Faculty Profile: Qian Lin

Qian Lin

Assistant Professor, Department of Cell & Systems Biology

Qian LinQian Lin is an assistant professor in the Department of Cell & Systems Biology. She received her BSc from the University of Science & Technology of China and her PhD from the National University of Singapore. Before joining the University of Toronto, she was a postdoctoral fellow at The Rockefeller University.

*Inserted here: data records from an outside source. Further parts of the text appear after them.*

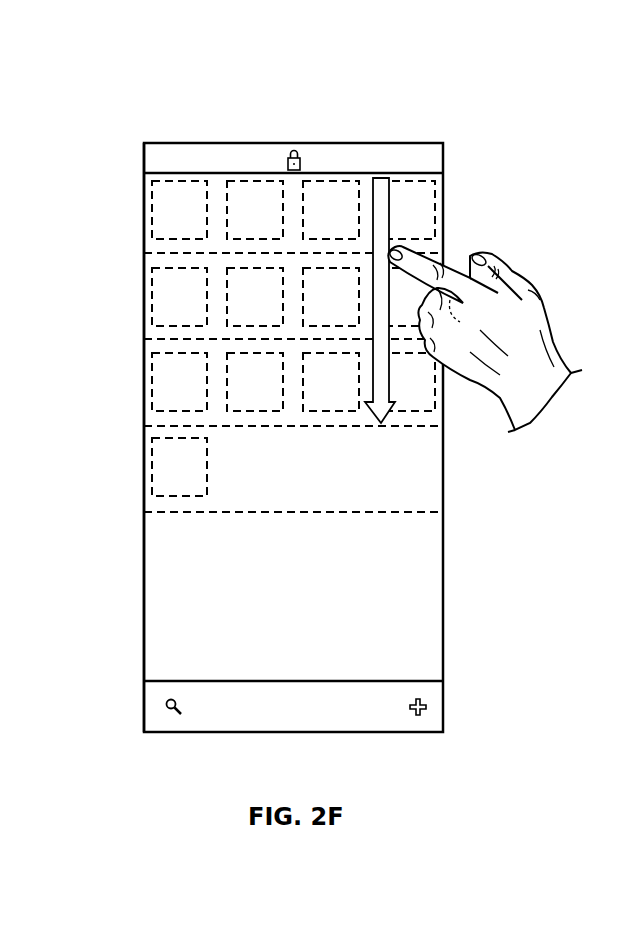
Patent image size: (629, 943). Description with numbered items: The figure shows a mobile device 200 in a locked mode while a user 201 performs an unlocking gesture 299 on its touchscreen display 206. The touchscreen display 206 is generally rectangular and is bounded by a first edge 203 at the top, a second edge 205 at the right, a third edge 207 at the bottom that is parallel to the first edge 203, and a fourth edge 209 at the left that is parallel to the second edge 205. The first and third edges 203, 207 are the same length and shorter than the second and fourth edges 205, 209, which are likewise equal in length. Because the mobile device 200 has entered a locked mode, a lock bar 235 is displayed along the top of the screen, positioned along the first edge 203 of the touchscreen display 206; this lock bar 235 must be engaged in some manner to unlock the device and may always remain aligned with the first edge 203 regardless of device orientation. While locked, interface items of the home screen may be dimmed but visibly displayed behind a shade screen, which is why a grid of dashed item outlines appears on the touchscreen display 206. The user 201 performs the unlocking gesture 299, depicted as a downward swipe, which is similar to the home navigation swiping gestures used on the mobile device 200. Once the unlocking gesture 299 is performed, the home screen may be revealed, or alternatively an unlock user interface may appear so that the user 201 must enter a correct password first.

The mobile device 200 is at (168, 48).
The user 201 is at (547, 307).
The first edge 203 is at (292, 142).
The second edge 205 is at (443, 557).
The touchscreen display 206 is at (430, 480).
The third edge 207 is at (283, 732).
The fourth edge 209 is at (145, 582).
The lock bar 235 is at (252, 153).
The unlocking gesture 299 is at (390, 232).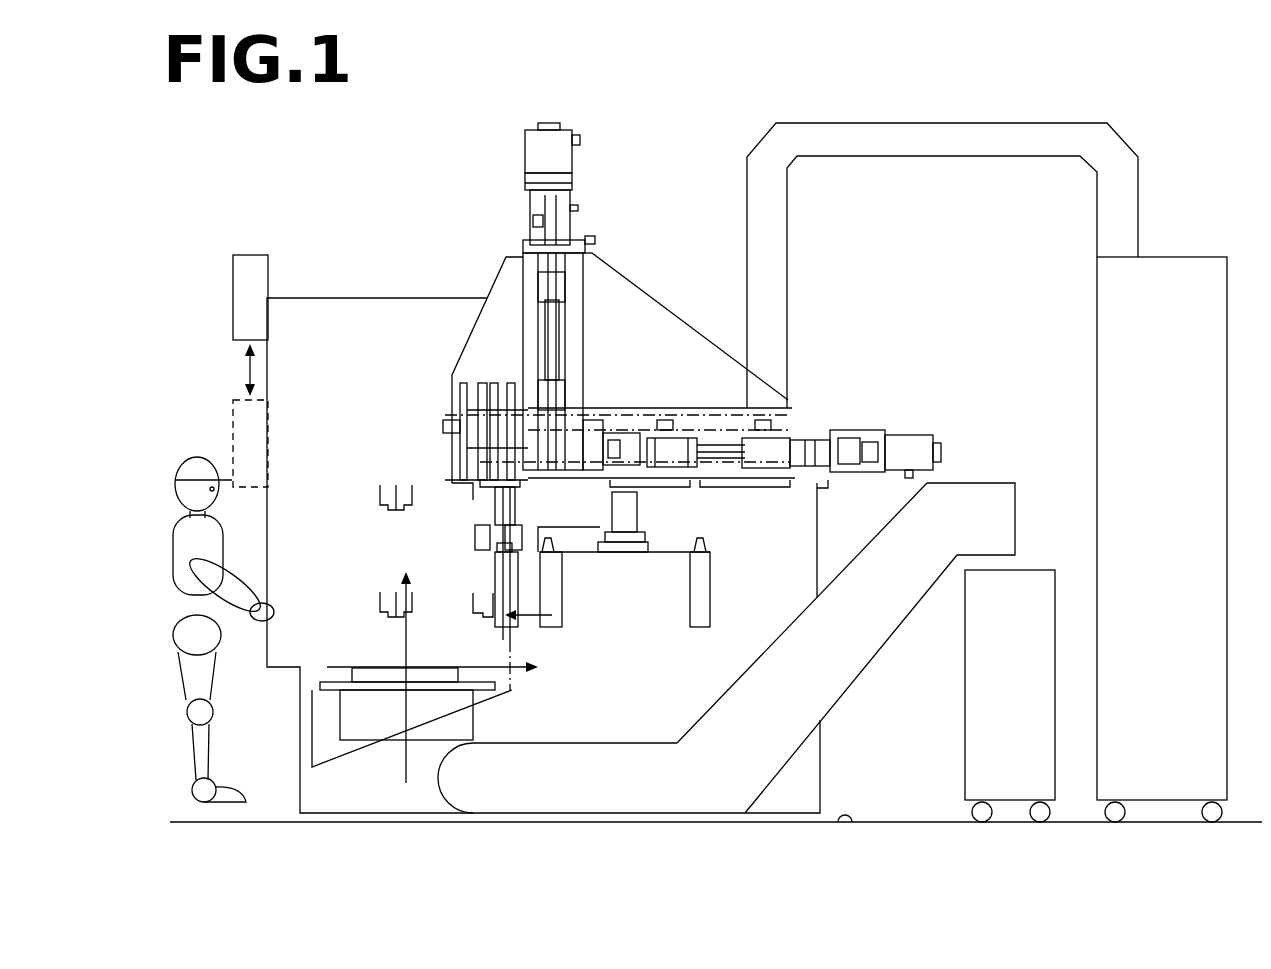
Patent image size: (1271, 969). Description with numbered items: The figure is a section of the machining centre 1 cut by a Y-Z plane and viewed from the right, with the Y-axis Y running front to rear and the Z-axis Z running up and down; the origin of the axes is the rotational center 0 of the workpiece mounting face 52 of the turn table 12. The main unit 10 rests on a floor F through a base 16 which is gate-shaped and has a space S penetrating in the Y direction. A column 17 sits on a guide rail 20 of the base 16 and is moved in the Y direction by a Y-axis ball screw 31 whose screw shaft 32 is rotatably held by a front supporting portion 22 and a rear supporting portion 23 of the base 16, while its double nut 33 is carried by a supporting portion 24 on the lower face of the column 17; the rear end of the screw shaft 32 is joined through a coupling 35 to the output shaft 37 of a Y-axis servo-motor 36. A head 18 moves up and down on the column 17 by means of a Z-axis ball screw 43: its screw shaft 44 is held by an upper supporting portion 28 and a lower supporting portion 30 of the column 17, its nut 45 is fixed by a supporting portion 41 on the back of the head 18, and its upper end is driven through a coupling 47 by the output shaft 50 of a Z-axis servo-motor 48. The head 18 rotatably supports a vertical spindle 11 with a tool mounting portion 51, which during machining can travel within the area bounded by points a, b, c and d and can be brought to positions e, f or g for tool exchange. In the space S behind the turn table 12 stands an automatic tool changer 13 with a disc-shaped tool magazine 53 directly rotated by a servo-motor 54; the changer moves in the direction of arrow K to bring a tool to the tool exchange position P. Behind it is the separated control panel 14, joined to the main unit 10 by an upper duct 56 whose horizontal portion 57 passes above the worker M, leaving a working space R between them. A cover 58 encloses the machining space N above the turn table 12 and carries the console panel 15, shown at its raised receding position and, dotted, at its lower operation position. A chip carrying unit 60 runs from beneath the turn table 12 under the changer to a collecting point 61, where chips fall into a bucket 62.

The machining centre 1 is at (680, 158).
The main unit 10 is at (653, 303).
The spindle 11 is at (470, 504).
The turn table 12 is at (357, 668).
The automatic tool changer (ATC) 13 is at (596, 554).
The separated control panel 14 is at (1096, 303).
The console panel 15 is at (232, 286).
The base 16 is at (817, 553).
The column 17 is at (670, 312).
The head 18 is at (462, 358).
The guide rail 20 is at (718, 405).
The supporting portion 22 is at (643, 482).
The supporting portion 23 is at (810, 488).
The supporting portion 24 is at (690, 438).
The supporting portion 28 is at (582, 249).
The supporting portion 30 is at (572, 450).
The Y-axis ball screw 31 is at (716, 433).
The screw shaft 32 is at (745, 495).
The nut 33 is at (658, 420).
The coupling 35 is at (846, 432).
The Y-axis servo-motor 36 is at (905, 435).
The output shaft 37 is at (872, 442).
The supporting portion 41 is at (523, 288).
The Z-axis ball screw 43 is at (560, 365).
The screw shaft 44 is at (558, 343).
The nut 45 is at (560, 314).
The coupling 47 is at (527, 226).
The Z-axis servo-motor 48 is at (526, 152).
The output shaft 50 is at (527, 189).
The tool mounting portion 51 is at (488, 508).
The workpiece mounting face 52 is at (450, 663).
The tool magazine 53 is at (657, 556).
The servo-motor 54 is at (640, 516).
The upper duct 56 is at (1066, 122).
The horizontal portion 57 is at (948, 152).
The cover 58 is at (340, 298).
The chip carrying unit 60 is at (652, 747).
The collecting point 61 is at (1017, 486).
The bucket 62 is at (1055, 572).
The floor F is at (842, 824).
The worker M is at (175, 458).
The machining space N is at (395, 318).
The working space R is at (1088, 196).
The space S is at (775, 560).
The tool exchange position (ATC point) P is at (508, 632).
The arrow K is at (528, 602).
The Z-axis Z is at (389, 679).
The Y-axis Y is at (443, 669).
The rotational center 0 is at (406, 667).
The point a is at (490, 516).
The point b is at (393, 511).
The point c is at (393, 618).
The point d is at (486, 621).
The position e is at (528, 532).
The position f is at (512, 553).
The position g is at (490, 549).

As a systems neuroscientist, Lin is inspired to link the abstract mind with the biological substrates. For this, she combines neural imaging and computational tools on behaving animal models to study the neural mechanisms underlying cognition. Because she believes that cognition arises from brain-wide information integration, she works with the zebrafish model to get whole-brain neurodynamics with single-cell resolution via cutting-edge microscopies. Her approach is to develop data-driven computational models that predict decisions and behaviours from neural activity and derive patterns of neural activity from the architecture.

Lin's lab aims to understand how the brain produces flexible and adaptive behaviours. The cerebellum, with a conserved layered architecture, has recently emerged as a critical region for cognitive functions. Currently, her lab focuses on the “cognitive cerebellum” by studying cerebellar microcircuits and interactions with brain-wide neurodynamics in three decision-making contexts — reward learning, social cognition and spatial navigation. They use state-of-art optical neurotechnology, virtual realities, calcium imaging, computation tools from machine learning and dynamical systems, and an array of optogenetic tools. By combining these experimental and computational approaches, she seeks general principles that govern how the brain works.